Challenging the Law in India with Flavia Agnes: Women’s Struggle for Equality Post-Gujarat
Posting Date: 11 May 04
Author(s): Alison McCuaig, SAP Secretariat
Report Background:
Ms. Agnes is a lawyer of the Bombay High Court and founder of Majlis, a legal and cultural resource centre in Mumbai, India. She has participated for more than 20 years in the Indian women’s movement and was inspired to become a lawyer in the context of defending her own rights as a battered woman in the Indian court system. She appeared before the Sri Krishna Commission inquiry into the 1992 riots in the Indian cities of Mumbai and Berhampada to raise issues of minority rights and gender equality in the context of such emergencies.

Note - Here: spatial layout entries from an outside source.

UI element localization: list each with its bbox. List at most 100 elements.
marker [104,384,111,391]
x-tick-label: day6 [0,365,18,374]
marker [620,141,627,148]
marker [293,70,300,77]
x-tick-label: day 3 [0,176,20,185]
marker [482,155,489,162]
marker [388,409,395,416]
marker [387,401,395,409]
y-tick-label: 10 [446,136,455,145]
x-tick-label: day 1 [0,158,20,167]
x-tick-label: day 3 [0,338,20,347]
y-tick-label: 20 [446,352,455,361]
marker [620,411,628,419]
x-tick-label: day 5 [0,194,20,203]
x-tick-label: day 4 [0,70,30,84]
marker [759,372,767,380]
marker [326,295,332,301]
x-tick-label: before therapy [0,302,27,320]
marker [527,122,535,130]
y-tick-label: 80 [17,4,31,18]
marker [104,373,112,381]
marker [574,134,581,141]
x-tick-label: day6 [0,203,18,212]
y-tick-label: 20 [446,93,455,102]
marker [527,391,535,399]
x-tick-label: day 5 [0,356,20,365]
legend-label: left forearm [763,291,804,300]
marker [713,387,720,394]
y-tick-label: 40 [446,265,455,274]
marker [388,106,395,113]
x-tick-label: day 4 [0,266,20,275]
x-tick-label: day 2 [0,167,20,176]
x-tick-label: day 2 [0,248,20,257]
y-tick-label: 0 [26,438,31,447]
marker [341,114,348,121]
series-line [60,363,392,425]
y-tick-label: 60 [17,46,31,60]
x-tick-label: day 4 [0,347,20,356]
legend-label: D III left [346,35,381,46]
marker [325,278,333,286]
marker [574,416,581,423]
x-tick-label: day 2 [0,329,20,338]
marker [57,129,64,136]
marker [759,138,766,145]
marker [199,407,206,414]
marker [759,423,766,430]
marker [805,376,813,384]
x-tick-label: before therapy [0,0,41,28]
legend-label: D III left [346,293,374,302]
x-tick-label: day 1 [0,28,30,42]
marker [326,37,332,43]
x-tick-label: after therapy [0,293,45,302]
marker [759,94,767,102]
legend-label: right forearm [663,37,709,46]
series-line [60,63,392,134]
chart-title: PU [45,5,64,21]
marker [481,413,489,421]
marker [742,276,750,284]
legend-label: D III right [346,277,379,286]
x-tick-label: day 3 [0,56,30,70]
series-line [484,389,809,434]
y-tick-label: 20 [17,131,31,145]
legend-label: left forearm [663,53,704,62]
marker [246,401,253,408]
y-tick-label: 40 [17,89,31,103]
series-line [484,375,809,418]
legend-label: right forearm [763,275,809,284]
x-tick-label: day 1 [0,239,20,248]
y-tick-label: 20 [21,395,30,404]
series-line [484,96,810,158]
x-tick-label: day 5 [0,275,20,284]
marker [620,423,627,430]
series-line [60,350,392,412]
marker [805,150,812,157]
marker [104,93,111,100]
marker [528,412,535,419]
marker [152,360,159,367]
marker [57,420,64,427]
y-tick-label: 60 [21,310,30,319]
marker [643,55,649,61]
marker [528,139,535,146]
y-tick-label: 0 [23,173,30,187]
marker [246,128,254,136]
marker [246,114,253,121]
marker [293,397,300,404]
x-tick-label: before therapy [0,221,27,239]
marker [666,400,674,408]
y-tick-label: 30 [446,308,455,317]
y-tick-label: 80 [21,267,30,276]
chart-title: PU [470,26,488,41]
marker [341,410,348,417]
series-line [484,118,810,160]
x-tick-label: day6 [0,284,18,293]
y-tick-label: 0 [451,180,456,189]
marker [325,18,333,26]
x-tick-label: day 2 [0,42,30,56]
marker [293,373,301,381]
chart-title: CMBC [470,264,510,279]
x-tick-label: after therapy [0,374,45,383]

In 1999, Oxford University Press published her book, Law and Gender Inequality: the Politics of Women’s Rights in India. Ms. Agnes is one of many voices in the women’s movement of India. She and several other professional women founded Majlis in 1990 to address issues of pluralism, minority identity, and the cultural context of minorities within larger movements.
Ms. Agnes spoke about the origins of the modern women’s movement in India, dowry deaths as domestic violence, her critique of the movement’s demand for a uniform civil code, and the response of the movement to the Mumbai and Gujarat riots. She then answered questions from the participants.